Employment background checks often include your education history. This section of the report may include some or all of the following:

  • Degrees awarded
  • Certifications awarded
  • GPA
  • Dates of enrollment
  • Graduation date
  • Majors
  • Honors
  • The names of any and all institutions you attended

Criminal and Civil Court History

Criminal background checks were the original pre-employment background check and are still used today to weed out job candidates. This section of the report will include information pertaining to:

  • Felony, misdemeanor and other convictions
  • Outstanding wants and warrants
  • Civil court proceedings such as lawsuits or child support motions

Sex Offender Registry Database Checks

  • Indicates if the applicant has ever been convicted of a sex crime or is registered as a sex offender in local or national databases

Employment History

An employment history check is included in a pre-employment background check. This typically includes:

  • Previous jobs held
  • Titles held at previous jobs
  • Dates of employment
  • Reasons for leaving
  • Salary
  • Rehire eligibility

Social Security Number Check

A background check will also include a social security number check. This is so the employer can verify that you are who you say you are. This portion of the background check will include things such as:

  • Your date of birth
  • Your name
  • Your address
  • Contact details
  • The date your social security number was issued
  • If your social security number is valid
  • The location where the social security number was issued

Other Items

On occasion, employment background checks will include other information, such as credit checks or property record checks. Whether these additional checks are included is determined by the position you are applying for and whether or not the information contained in these records is pertinent to the position.
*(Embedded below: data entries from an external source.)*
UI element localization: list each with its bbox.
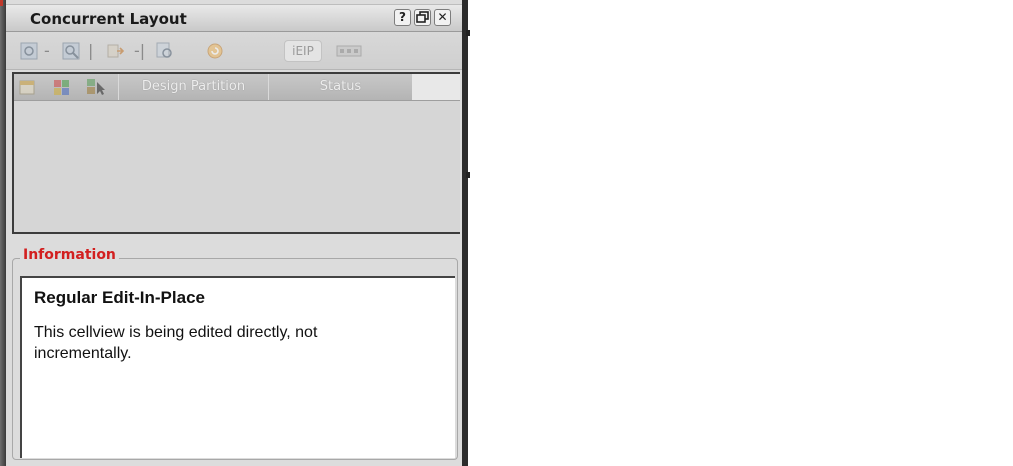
information-box: Regular Edit-In-Place This cellview is b…: [20, 276, 455, 458]
partition-table: Design Partition Status: [12, 72, 460, 234]
float-window-icon: [416, 11, 429, 23]
toolbar-separator: |: [88, 41, 94, 60]
header-filler: [412, 74, 460, 100]
close-button[interactable]: ✕: [434, 9, 451, 26]
information-legend: Information: [20, 247, 119, 263]
panel-titlebar[interactable]: Concurrent Layout ? ✕: [6, 4, 462, 32]
config-icon[interactable]: [336, 42, 362, 60]
edit-icon[interactable]: [156, 42, 174, 60]
information-title: Regular Edit-In-Place: [34, 288, 205, 307]
app-canvas: Concurrent Layout ? ✕ - | -| iEIP Design…: [0, 0, 1013, 466]
concurrent-layout-panel: Concurrent Layout ? ✕ - | -| iEIP Design…: [6, 0, 462, 466]
refresh-icon[interactable]: [206, 42, 224, 60]
push-icon[interactable]: [106, 42, 124, 60]
help-icon: ?: [399, 10, 406, 24]
window-frame-right: [462, 0, 468, 466]
panel-title: Concurrent Layout: [30, 10, 187, 28]
frame-accent: [0, 0, 3, 6]
partition-color-icon[interactable]: [52, 78, 72, 96]
column-design-partition[interactable]: Design Partition: [118, 74, 268, 100]
float-button[interactable]: [414, 9, 431, 26]
toolbar-separator: -: [44, 41, 50, 60]
zoom-in-icon[interactable]: [62, 42, 80, 60]
toolbar-separator: -|: [134, 41, 146, 60]
new-partition-icon[interactable]: [18, 78, 38, 96]
close-icon: ✕: [437, 10, 448, 24]
column-status[interactable]: Status: [268, 74, 412, 100]
frame-mark: [466, 30, 470, 36]
panel-toolbar: - | -| iEIP: [6, 32, 462, 70]
partition-table-header: Design Partition Status: [14, 74, 460, 101]
frame-mark: [466, 172, 470, 178]
ieip-button[interactable]: iEIP: [284, 40, 322, 62]
information-body: This cellview is being edited directly, …: [34, 324, 318, 362]
help-button[interactable]: ?: [394, 9, 411, 26]
zoom-fit-icon[interactable]: [20, 42, 38, 60]
partition-table-body[interactable]: [14, 101, 460, 232]
select-partition-icon[interactable]: [86, 78, 106, 96]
Authorization Required for Background Check

It’s important to mention that an employee must give an employer prior written authorization before a background check can be conducted. If an employer runs a background check without obtaining that authorization, they are opening themselves up to a lawsuit.

As a potential employee, you already know what’s in your history. It’s best to be upfront and honest about your past work, education, criminal and other histories when applying for a new position. Aside from weeding out applicants whose criminal history would prevent them from working in certain industries, pre-employment background checks are primarily a way for employers to uncover discrepancies between what you have told them and what the truth is. They are, in effect, a way for the hiring company to verify your trustworthiness. Even if there are things in your past that embarrass you and that you would rather forget, your best option is to be upfront about them from the beginning. Today’s background checks are exceedingly thorough and it’s likely that the employer will find out any discrepancies anyway.